Combinatorial immunotherapy induces tumor-infiltrating CD8(+) T cells with distinct functional, migratory, and stem-like properties

Background Programmed death (ligand) 1 (PD-(L)1) blockade and OX40/4-1BB costimulation have been separately evaluated in the clinic to elicit potent antitumor T cell responses. The precise mechanisms underlying single agent activity are incompletely understood. It also remains unclear if combining individual therapies leads to synergism, elicits novel immune mechanisms, or invokes additive effects.
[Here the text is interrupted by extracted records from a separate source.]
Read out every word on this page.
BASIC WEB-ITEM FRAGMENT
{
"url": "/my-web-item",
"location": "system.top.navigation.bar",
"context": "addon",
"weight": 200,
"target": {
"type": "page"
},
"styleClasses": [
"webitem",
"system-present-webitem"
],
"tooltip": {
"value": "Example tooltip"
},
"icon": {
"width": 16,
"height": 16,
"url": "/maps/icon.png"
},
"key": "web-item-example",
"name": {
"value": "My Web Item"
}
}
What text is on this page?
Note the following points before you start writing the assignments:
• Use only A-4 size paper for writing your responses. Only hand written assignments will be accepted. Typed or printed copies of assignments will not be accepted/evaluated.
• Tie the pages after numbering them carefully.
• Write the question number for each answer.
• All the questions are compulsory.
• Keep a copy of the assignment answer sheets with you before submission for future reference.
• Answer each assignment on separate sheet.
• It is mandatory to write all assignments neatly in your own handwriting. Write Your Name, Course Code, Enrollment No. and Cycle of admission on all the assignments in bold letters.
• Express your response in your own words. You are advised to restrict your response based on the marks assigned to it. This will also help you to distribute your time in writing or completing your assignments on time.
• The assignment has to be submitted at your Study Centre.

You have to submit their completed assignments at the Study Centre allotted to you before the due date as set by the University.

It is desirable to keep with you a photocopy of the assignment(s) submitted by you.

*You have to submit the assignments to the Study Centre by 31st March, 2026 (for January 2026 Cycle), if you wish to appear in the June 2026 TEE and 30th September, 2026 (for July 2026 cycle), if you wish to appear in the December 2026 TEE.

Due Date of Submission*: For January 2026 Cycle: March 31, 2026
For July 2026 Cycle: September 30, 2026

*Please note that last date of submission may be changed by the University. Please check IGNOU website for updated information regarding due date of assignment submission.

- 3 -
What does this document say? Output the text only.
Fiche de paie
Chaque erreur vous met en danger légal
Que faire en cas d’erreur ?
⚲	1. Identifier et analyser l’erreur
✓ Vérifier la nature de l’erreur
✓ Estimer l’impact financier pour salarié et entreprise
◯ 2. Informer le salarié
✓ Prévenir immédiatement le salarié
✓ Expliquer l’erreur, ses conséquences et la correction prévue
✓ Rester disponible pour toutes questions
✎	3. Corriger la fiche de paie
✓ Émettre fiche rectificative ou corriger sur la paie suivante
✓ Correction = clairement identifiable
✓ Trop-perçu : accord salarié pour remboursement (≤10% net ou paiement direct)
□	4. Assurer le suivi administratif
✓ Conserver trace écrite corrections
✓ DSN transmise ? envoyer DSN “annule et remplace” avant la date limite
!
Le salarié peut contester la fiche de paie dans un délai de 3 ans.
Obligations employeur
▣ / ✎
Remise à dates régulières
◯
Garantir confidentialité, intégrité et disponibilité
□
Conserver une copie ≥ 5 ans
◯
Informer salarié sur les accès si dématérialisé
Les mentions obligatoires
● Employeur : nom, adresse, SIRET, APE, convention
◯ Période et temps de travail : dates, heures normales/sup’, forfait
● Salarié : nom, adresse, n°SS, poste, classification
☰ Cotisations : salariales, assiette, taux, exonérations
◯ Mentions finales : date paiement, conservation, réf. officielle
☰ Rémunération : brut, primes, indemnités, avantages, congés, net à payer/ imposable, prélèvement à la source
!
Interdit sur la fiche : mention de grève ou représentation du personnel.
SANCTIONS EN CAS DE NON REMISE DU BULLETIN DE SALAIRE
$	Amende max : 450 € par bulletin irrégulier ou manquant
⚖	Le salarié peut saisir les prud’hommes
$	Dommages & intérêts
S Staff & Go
Methods We performed high-dimensional flow cytometry and single-cell RNA sequencing-based immunoprofiling of murine tumor-infiltrating lymphocytes (TILs) isolated from hosts bearing B16 or MC38 syngeneic tumors. This baseline infiltrate was compared to TILs after treatment with either anti-PD-(L)1, anti-OX40, or anti-4-1BB as single agents or as double and triple combinatorial therapies. Fingolimod treatment and CXCR3 blockade were used to evaluate the contribution of intratumoral versus peripheral CD8(+) T cells to therapeutic efficacy. Results We identified CD8(+) T cell subtypes with distinct functional and migratory signatures highly predictive of tumor rejection upon treatment with single agent versus combination therapies. Rather than reinvigorating terminally exhausted CD8(+) T cells, OX40/4-1BB agonism expanded a stem-like PD-1(lo)KLRG-1(+)Ki-67(+)CD8(+) T cell subpopulation, which PD-(L)1 blockade alone did not. However, PD-(L)1 blockade synergized with OX40/4-1BB costimulation by dramatically enhancing stem-like TIL presence via a CXCR3-dependent mechanism. Conclusions Our findings provide new mechanistic insights into the interplay between components of combinatorial immunotherapy, where agonism of select costimulatory pathways seeds a pool of stem-like CD8(+) T cells more responsive to immune checkpoint blockade (ICB).